JAGÜEY GRANDE.— Al parecer el cítrico tiene una salud de piedra. El zarpazo de Michelle tumbó todas sus frutas, pero no causó serios daños a las plantaciones.

Foto: RICARDO LÓPEZFinalmente, los citricultores de Jagüey pudieron salvar 60 000 t de las derribadas por el ciclón.

Especialistas y trabajadores de la Empresa Victoria de Girón lamentan lo ocurrido, aunque aseguran que para los técnicos la próxima parición de los agrios debe ser sumamente alta. Al menos, así piensa Roger Delgado, el experimentado director de esa entidad.

Si bien no resulta fácil establecer comparaciones con etapas anteriores (por lo singular de esta situación, en que se vino abajo todo el cítrico), Roger y su gente confían en que cuando se inicie la floración para los meses de febrero y marzo sucederá de una forma efectiva.

De cualquier modo la venidera campaña apenas debe rebasar las 200 000 toneladas, pues muchas de las frutas previstas para la contienda, aún en estado de formación, fueron golpeadas por los vientos del huracán.

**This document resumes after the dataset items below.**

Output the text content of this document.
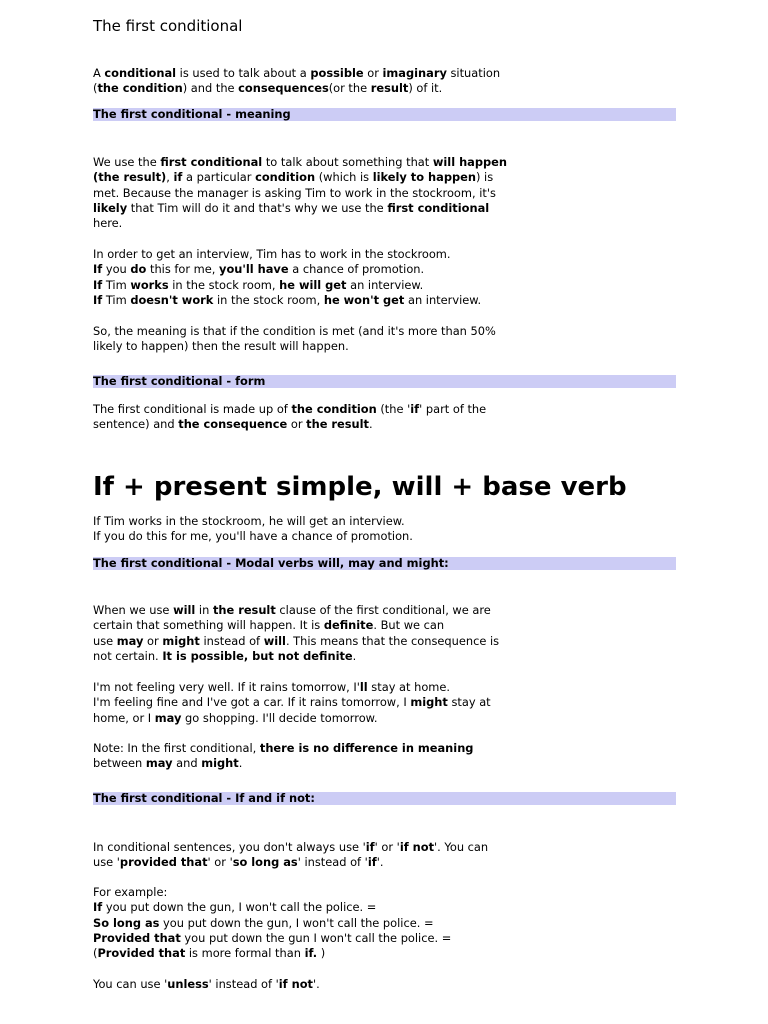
The first conditional
A conditional is used to talk about a possible or imaginary situation
(the condition) and the consequences(or the result) of it.
The first conditional - meaning
We use the first conditional to talk about something that will happen
(the result), if a particular condition (which is likely to happen) is
met. Because the manager is asking Tim to work in the stockroom, it's
likely that Tim will do it and that's why we use the first conditional
here.
In order to get an interview, Tim has to work in the stockroom.
If you do this for me, you'll have a chance of promotion.
If Tim works in the stock room, he will get an interview.
If Tim doesn't work in the stock room, he won't get an interview.
So, the meaning is that if the condition is met (and it's more than 50%
likely to happen) then the result will happen.
The first conditional - form
The first conditional is made up of the condition (the 'if' part of the
sentence) and the consequence or the result.
If + present simple, will + base verb
If Tim works in the stockroom, he will get an interview.
If you do this for me, you'll have a chance of promotion.
The first conditional - Modal verbs will, may and might:
When we use will in the result clause of the first conditional, we are
certain that something will happen. It is definite. But we can
use may or might instead of will. This means that the consequence is
not certain. It is possible, but not definite.
I'm not feeling very well. If it rains tomorrow, I'll stay at home.
I'm feeling fine and I've got a car. If it rains tomorrow, I might stay at
home, or I may go shopping. I'll decide tomorrow.
Note: In the first conditional, there is no difference in meaning
between may and might.
The first conditional - If and if not:
In conditional sentences, you don't always use 'if' or 'if not'. You can
use 'provided that' or 'so long as' instead of 'if'.
For example:
If you put down the gun, I won't call the police. =
So long as you put down the gun, I won't call the police. =
Provided that you put down the gun I won't call the police. =
(Provided that is more formal than if. )
You can use 'unless' instead of 'if not'.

Por ese motivo se calcula que en el primer semestre del actual año el volumen no sobrepase las 20 000 t de naranja, con alguna cantidad de toronja. El resto se cosechará a partir del mes de julio.

Como esta vez no habrá residuos de cosecha pasada, el plan debe ajustarse estrictamente para no incurrir en pérdidas.

En virtud de esa realidad, los citricultores matanceros refuerzan su estrategia de vender productos agropecuarios en el mercado de frontera, para lo cual asumirán inversiones que les permitan construir casas de tapado y aplicar otras tecnologías de punta. Ya el pasado año, gracias a este mercado alternativo, recaudaron un millón de dólares.

Buena parte de las fuerzas habituales que garantizan tradicionalmente la recolección y trabajadores de la industria están responsabilizados ahora con tareas agrícolas, especialmente en los cultivos varios y para atender los pastizales de la masa ganadera.

Al propio tiempo continúan empeñados en el programa de reposición de áreas, el cual prevé la siembra de unas mil hectáreas por año hasta completar las 12 000.

Finalmente, los citricultores pudieron salvar 60 000 toneladas de agrios de los derribados por el ciclón, la mayoría de ese volumen destinada a la industria para la realización de jugos concentrados.

Puede decirse entonces que aunque los trabajadores del plan citrícola de Jagüey siguen respirando por la herida ocasionada por Michelle, están conscientes de que se trata de un incidente curable. La imagen actual de las plantaciones cubiertas solo de hojas perdurará por poco tiempo.

Muy pronto los azahares del mayor plan citrícola de Cuba se verán como siempre, ahora espléndidos en su madurez de más de 20 años y mostrando al fin su salud de piedra.